Sedete in una postura meditativa. Respirate profondamente e liberamente cercando di abbandonare ogni tensione sia fisica che psichica. Portate ora la vostra attenzione sull’ombelico e, durante l’inspirazione, immaginate di far salire il respiro in alto fino all’ajna-cakra, il centro fra le sopracciglia. Occupandovi del percorso dal basso verso l’alto dell’inspiro, eseguite un certo numero di respirazioni per 5-10 minuti.
Quando vi sentirete rilassati e calmi, tracciate intorno alla vostra testa un cerchio immaginario e visualizzatelo come uno spazio silenzioso, come un campo di neve sulla cima di un’alta montagna. Immaginate ora che tutti i pensieri, tutte le fantasie e le formazioni mentali provengano dall’esterno e cerchino di penetrare nello spazio silenzioso della vostra coscienza.
Quando vi accorgete che un qualche pensiero, sotto forma di verbalizzazione o di immagine o di ricordo o di pulsione, tenta di entrare nello spazio in cui idealmente vi trovate come osservatori, allontanatelo con fermezza A mano a mano che la vostra attenzione si farà più acuta, potrete diventare consapevoli delle formazioni mentali allo stato nascente sempre come provenienti dall’esterno. Ogni qualvolta le onde del pensiero cercheranno di superare la barriera del cerchio, fate come un gesto inferiore di arresto o di spegnimento.

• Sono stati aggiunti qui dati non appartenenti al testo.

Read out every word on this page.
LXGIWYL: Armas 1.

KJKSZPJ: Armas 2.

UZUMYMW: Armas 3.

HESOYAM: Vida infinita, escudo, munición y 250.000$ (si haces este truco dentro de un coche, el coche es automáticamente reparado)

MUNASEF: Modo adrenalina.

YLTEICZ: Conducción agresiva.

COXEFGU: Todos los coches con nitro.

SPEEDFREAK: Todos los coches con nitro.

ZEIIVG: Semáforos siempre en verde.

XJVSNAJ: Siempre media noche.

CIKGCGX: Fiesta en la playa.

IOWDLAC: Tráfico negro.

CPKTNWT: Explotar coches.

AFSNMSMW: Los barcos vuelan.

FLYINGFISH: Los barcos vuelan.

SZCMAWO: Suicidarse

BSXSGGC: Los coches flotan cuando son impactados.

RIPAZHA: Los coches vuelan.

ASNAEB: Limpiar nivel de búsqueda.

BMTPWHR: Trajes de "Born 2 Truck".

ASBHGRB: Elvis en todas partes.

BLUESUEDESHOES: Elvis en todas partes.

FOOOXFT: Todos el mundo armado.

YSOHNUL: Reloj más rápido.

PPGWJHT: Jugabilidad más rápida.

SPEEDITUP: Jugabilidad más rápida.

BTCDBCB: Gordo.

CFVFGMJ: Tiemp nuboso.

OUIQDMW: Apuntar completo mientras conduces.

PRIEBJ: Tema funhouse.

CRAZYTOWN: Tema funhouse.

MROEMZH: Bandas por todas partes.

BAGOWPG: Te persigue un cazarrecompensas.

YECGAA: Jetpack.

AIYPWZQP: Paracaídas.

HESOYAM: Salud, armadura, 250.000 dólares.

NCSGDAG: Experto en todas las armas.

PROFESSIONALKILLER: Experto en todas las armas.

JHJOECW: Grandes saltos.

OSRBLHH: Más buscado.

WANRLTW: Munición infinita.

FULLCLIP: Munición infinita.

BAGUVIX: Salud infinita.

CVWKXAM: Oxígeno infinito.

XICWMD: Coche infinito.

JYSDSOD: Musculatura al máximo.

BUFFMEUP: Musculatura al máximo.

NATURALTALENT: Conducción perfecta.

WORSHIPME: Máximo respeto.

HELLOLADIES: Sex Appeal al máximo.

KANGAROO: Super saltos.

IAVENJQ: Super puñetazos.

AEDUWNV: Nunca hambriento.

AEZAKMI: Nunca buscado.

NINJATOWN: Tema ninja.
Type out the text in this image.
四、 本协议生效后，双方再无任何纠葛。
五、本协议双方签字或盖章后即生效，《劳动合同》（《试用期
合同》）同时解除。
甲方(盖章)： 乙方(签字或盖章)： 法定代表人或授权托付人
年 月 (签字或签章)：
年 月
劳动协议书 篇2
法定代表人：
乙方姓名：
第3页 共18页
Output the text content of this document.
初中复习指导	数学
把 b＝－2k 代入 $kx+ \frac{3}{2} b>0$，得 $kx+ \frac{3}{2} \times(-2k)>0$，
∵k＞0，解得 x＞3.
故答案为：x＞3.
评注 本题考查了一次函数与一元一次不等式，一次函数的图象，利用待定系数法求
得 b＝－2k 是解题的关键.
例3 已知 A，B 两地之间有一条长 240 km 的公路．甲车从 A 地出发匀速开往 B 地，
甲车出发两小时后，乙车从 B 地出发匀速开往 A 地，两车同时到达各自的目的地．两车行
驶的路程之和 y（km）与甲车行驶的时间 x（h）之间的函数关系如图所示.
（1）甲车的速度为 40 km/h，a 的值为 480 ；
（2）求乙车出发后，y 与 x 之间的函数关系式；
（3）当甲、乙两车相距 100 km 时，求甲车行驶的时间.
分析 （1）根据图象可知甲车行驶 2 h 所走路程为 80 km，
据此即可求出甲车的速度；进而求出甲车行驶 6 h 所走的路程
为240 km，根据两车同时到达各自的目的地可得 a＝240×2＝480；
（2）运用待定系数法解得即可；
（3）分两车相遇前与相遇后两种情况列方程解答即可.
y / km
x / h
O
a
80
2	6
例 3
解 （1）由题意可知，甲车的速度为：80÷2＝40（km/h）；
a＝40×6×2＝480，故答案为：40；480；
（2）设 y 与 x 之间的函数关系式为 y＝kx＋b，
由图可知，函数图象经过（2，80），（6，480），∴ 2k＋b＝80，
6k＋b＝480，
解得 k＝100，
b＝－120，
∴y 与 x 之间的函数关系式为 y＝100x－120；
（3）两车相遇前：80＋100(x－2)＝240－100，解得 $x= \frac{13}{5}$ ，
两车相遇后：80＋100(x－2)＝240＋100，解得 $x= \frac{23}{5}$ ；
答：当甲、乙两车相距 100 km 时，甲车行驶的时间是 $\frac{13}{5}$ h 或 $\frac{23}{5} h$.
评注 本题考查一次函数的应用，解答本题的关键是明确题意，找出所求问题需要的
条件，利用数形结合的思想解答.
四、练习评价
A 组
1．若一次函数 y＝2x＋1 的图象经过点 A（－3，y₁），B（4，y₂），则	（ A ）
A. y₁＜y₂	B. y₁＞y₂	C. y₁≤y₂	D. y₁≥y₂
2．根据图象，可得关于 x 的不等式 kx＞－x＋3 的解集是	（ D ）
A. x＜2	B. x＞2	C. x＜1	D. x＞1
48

Procedete in questa osservazione e svuotamento dello spazio mentale per 15 minuti o più fino a quando uno stato profondo di silenzio non regnerà in voi.
Quando ciò sarà avvenuto, immaginate che una luce dorata e viva, come una danza di pulviscolo d’oro in movimento, scenda sul vostro capo, visualizzato come una corolla che si spalanca per accoglierla.
Associate la luce alla gioia e alla pace e rimanete immobili nel silenzio ancora per un certo tempo (10 o 15 minuti agli inizi), poi respirando profondamente riaprite lentamente gli occhi.
Sedete tranquillamente in una postura meditativa e prendete coscienza de vostro respiro. Poi concentratevi sulla parola pace o, se preferite, shânti in sanscrito, evocatene tutto il significato e il valore, associando a essa le vostre eventuali esperienze di pace profonda. Quindi ripetete mentalmente la parola durante l’inspirazione e l’espirazione successiva, immaginando a ogni inspirazione di riempirvi di pace e a ogni espirazione di diffondere una pace sempre più profonda in ogni parte del vostro essere, a cominciare dal vostro veicolo fisico fino alle emozioni, alla mente e allo spirito. Lo stesso esercizio può essere praticato associando al respiro la ripetizione di gioia/serenità/amore/letizia.